Primero les hablaría de desviaciones en el consumo de comida y medicación, de pequeñas irregularidades en la planta tal, en el turno cual. Nada concreto, todo lo suficientemente abstracto como para que todos se sintieran algo culpables.
—Aquí nadie va a robar ni un gramo de comida —habría soltado, sonriendo—. Y quien lo haga, quien sea, lo va a pagar muy caro. Como sabéis, aquí está todo medido con exactitud. Estamos en un búnker con los suministros justos, no en la granja de Pin y Pon.

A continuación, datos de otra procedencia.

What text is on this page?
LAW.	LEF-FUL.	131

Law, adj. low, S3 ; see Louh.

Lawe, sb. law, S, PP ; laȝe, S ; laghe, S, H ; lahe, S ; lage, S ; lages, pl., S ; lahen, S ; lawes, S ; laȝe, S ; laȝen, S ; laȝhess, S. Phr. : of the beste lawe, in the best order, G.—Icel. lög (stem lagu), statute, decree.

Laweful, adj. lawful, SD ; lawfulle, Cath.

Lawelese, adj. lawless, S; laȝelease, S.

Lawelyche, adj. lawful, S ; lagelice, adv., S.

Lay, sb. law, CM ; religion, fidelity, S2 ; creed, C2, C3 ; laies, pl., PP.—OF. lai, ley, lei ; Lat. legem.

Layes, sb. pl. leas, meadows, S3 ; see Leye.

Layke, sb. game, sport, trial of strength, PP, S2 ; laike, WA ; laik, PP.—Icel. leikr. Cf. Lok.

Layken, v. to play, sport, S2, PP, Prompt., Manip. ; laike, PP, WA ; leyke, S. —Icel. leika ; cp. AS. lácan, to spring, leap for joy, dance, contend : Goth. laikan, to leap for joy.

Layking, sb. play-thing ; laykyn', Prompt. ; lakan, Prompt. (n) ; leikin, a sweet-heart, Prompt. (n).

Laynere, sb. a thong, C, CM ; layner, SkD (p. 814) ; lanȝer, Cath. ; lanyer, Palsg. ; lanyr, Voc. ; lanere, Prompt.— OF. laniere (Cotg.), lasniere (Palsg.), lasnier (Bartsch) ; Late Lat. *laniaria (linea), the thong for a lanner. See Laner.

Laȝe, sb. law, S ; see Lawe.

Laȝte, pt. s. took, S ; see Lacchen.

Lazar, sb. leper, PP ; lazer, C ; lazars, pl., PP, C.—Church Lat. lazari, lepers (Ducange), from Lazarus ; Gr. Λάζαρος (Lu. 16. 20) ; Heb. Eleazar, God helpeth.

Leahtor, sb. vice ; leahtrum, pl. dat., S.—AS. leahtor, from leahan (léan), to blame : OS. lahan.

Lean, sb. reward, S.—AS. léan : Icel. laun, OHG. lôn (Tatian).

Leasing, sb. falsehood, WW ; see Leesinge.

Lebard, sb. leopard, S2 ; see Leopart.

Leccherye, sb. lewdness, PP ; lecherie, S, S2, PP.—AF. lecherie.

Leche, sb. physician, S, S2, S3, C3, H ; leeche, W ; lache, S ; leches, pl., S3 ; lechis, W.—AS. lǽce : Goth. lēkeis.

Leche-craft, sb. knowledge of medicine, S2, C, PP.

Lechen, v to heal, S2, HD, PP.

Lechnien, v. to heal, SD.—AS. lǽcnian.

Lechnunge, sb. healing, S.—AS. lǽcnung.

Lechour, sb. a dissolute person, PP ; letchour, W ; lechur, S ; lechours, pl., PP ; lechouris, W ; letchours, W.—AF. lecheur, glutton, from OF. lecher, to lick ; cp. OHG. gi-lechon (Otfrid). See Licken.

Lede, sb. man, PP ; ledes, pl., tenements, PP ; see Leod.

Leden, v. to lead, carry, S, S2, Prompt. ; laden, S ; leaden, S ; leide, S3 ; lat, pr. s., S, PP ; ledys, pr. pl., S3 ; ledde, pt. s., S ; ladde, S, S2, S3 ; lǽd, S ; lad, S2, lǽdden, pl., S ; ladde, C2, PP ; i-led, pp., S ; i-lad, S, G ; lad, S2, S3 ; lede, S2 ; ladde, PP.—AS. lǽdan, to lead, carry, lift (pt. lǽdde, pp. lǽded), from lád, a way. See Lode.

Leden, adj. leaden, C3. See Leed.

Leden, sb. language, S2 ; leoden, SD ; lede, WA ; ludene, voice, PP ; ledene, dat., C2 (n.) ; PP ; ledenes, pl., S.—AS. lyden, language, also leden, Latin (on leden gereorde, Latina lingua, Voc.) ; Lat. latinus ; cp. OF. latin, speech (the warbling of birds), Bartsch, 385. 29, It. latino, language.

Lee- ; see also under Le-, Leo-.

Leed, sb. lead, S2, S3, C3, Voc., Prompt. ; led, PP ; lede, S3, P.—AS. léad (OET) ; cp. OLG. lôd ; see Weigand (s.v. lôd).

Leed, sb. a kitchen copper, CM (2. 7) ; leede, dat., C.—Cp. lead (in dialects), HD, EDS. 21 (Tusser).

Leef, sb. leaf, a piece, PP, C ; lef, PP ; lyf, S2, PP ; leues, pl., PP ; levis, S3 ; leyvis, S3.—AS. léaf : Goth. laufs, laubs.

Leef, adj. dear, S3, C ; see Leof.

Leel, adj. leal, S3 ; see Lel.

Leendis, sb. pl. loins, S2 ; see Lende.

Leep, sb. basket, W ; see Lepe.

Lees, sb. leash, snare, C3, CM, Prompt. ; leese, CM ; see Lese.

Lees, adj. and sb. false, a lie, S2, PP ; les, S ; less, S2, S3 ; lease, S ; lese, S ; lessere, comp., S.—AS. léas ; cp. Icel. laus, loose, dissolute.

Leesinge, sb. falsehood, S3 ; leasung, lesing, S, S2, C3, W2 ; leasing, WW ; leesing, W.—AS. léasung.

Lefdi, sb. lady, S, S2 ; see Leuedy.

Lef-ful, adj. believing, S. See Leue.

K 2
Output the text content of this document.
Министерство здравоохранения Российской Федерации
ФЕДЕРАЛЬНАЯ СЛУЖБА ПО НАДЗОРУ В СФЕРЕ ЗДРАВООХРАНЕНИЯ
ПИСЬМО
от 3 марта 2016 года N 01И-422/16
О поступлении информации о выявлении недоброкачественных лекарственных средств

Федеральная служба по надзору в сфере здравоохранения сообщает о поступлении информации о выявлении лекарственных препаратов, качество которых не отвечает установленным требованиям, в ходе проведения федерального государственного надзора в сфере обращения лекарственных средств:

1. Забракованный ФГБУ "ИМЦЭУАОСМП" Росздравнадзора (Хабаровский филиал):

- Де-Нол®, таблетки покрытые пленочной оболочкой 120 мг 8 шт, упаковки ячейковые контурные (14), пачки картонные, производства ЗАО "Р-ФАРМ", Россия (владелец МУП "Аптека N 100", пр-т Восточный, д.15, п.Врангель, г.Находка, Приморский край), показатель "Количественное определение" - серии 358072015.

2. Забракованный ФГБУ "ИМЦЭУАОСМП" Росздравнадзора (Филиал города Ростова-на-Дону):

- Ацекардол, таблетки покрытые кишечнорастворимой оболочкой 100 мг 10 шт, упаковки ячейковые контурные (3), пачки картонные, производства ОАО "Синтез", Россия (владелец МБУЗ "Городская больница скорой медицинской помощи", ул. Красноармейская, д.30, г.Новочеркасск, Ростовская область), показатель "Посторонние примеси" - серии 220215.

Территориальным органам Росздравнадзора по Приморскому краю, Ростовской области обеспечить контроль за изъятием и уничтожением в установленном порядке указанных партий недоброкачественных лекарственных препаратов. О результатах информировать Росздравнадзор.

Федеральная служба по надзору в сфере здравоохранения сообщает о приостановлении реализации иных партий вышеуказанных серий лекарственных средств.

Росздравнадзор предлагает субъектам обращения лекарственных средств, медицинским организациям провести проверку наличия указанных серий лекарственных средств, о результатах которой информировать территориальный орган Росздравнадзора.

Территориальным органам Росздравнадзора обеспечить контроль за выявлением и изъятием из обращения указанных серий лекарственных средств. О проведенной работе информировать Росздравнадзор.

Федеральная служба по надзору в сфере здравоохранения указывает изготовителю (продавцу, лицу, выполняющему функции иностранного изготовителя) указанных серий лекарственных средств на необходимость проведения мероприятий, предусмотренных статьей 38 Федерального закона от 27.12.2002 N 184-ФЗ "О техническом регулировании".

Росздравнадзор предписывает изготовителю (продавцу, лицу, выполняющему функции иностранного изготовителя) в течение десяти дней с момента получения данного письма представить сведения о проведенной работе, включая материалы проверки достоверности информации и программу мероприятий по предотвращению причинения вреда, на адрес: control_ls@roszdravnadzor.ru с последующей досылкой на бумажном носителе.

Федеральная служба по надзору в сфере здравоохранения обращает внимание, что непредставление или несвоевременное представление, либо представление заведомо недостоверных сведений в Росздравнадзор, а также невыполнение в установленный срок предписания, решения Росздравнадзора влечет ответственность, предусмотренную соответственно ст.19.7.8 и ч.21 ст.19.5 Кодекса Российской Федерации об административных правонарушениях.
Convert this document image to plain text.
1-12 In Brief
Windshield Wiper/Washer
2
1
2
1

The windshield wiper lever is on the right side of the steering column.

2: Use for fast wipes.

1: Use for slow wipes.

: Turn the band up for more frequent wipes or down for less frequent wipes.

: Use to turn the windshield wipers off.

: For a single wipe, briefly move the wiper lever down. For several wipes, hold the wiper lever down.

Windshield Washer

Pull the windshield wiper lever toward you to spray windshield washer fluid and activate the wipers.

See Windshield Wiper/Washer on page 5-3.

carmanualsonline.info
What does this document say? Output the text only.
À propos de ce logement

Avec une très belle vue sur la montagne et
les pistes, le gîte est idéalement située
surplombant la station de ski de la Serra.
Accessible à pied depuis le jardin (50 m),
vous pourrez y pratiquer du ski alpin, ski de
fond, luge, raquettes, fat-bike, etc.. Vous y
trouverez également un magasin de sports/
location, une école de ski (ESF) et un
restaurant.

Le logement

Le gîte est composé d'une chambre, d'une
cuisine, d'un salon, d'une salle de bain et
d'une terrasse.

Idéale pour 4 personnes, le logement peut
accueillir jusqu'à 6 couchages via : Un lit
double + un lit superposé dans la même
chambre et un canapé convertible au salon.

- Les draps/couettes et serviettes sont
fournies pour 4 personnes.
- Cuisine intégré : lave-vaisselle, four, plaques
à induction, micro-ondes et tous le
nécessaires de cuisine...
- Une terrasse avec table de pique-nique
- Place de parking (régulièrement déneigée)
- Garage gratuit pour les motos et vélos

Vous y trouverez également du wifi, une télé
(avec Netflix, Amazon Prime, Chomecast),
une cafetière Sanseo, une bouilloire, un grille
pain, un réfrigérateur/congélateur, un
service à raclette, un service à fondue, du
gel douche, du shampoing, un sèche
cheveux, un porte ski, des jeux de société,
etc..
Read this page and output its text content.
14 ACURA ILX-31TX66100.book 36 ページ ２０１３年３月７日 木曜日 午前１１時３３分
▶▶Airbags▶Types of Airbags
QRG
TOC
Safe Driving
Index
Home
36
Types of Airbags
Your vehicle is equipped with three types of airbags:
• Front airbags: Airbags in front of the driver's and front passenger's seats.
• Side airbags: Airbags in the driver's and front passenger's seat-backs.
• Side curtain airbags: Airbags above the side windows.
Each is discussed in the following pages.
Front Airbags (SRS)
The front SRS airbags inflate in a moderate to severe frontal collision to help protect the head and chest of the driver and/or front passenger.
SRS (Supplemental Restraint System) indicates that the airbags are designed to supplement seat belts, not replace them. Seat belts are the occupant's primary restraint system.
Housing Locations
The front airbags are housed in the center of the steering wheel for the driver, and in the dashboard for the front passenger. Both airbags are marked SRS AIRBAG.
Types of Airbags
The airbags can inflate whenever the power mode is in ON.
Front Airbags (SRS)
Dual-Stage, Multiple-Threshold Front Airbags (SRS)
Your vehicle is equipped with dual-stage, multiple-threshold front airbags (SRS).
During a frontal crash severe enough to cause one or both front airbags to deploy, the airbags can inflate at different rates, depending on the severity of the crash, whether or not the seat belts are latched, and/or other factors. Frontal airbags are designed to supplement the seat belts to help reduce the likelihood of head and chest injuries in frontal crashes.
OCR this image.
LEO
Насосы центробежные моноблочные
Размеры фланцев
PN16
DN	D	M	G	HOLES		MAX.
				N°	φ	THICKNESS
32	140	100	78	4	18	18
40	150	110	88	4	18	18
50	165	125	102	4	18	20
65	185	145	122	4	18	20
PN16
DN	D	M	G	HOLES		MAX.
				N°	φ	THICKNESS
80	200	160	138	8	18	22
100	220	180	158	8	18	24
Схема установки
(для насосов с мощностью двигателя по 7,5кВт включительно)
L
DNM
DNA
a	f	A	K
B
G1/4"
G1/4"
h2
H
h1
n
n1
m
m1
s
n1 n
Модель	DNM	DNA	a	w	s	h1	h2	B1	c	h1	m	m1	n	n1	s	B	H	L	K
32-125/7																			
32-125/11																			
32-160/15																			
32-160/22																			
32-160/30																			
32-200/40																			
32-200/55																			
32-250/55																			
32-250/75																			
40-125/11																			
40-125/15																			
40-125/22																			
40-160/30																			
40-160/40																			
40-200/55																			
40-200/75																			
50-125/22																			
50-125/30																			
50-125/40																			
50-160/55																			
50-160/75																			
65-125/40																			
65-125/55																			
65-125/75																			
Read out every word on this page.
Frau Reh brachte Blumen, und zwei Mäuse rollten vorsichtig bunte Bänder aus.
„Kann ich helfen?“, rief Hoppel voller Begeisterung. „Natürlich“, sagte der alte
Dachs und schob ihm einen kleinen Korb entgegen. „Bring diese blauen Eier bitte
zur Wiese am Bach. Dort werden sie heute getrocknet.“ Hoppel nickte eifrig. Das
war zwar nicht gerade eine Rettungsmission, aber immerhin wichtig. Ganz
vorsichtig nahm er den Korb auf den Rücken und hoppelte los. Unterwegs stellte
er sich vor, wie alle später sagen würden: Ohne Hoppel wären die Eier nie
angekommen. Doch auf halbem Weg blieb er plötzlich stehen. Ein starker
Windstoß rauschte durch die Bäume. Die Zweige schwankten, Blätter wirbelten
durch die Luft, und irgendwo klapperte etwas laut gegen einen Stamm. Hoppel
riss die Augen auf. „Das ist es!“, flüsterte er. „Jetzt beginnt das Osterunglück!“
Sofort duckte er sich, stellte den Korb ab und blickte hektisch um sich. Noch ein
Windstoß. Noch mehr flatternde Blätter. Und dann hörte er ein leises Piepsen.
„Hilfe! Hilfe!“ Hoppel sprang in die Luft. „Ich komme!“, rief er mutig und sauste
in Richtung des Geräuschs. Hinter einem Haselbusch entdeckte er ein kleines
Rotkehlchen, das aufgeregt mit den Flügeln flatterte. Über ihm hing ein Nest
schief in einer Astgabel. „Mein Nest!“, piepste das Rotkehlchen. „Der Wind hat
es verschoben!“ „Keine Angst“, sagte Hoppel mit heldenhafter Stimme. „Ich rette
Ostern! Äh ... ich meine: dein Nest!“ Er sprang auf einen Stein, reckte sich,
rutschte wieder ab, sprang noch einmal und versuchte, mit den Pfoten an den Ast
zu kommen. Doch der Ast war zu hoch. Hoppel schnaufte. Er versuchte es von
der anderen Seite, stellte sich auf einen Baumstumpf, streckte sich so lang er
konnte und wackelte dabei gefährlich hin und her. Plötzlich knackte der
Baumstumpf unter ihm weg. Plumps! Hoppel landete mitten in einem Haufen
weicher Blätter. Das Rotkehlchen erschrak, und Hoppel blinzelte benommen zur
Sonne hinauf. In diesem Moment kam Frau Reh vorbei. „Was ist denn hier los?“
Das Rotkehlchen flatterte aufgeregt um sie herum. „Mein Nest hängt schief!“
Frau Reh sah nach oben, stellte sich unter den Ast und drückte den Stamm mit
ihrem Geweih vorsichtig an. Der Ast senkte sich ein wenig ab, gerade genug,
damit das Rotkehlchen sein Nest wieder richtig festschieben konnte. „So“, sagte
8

Silencio. Gente moviéndose incómoda en la silla. Miradas de reojo.
Nora tragando saliva. Irene, rígida al lado, con la mandíbula apretada. Ellas aún no sabían nada de mi cagada al habernos dado de alta en el sistema; solo temían que las pillaran por robar comida y medicamentos para dos polizones que tenían escondidos.
Pero entonces Claire habría cambiado de pantalla.
—Segundo asunto —diría, con esa calma que daba más miedo que un grito—. Incoherencias en el personal.
Dio un par de toques en la tablet y proyectó la lista en una pantalla. Deslizó el listado de personal hasta llegar a "Informática", hasta nuestros nombres.
—Desde el cierre —continuaría—, no ha entrado ni salido una sola persona al búnker por razones tan evidentes como bombas nucleares allí arriba y esas cosas. Me sé de memoria todas las caras y todos los nombres.
Pausa. Mirada general.
—Y, sin embargo, hoy he descubierto estas dos fichas nuevas en el apartado de apoyo informático: Marcos Villena Serrano y Julián Montalbán Requena.
Silencio total.
Nora habría sentido cómo se le helaba la sangre. Irene la miraba de reojo, disimulando.
—A estos dos no los he visto jamás en los pasillos —seguiría Claire—. Y en las fichas figura que estaban contratados antes del cierre.
Habría levantado la vista, barrido la sala como un radar.
—¿Alguien sabe quiénes son? ¿Los ha visto?
Ni un alma. Más silencio. Si hubiera habido grillos en ese sitio se habría oído cric-cric, cric-cric.
Alguno se encogería de hombros. Alguna auxiliar miraría al suelo, nerviosa sin saber por qué.
—Muy bien —diría Claire, sin perder la sonrisa—. Hablaré con el encargado de informática. Alguien ha tocado lo que no debía. Y lo voy a averiguar.
Cerraría la cuestión con un "pueden volver a sus puestos", y la sala se vaciaría rápidamente, con la gente desesperada por salir de allí.
Pero antes de irse, añadió, casi de pasada:
—Nora, ¿te quedas un momento, por favor?
Y ahí es donde a Nora le dieron ganas de vomitar.
Claire la miró fijamente. La sala estaba vacía. Estaban solas las dos.
—¿Tú no tendrás algo que contarme, verdad, Nora? —le habría preguntado la jefa, sin rodeos—. Sobre estos dos nombres.
Nora me dijo que su primer impulso fue mirar a la puerta, como si pudiera escaparse por ella. El segundo, reírse. El tercero, vomitar.
Al final se armó de valor y contestó:
—No, señora Briand. Ni idea. Si son informáticos y no han pasado por enfermería para nada, no los tengo controlados. Solo me fijo en los médicos, los enfermeros y demás personal sanitario. Y en los pacientes, claro.
Claire no le habría quitado ojo de encima, sin parpadear. A esa mujer le gustaba el silencio, pero casi se la podía escuchar pensar.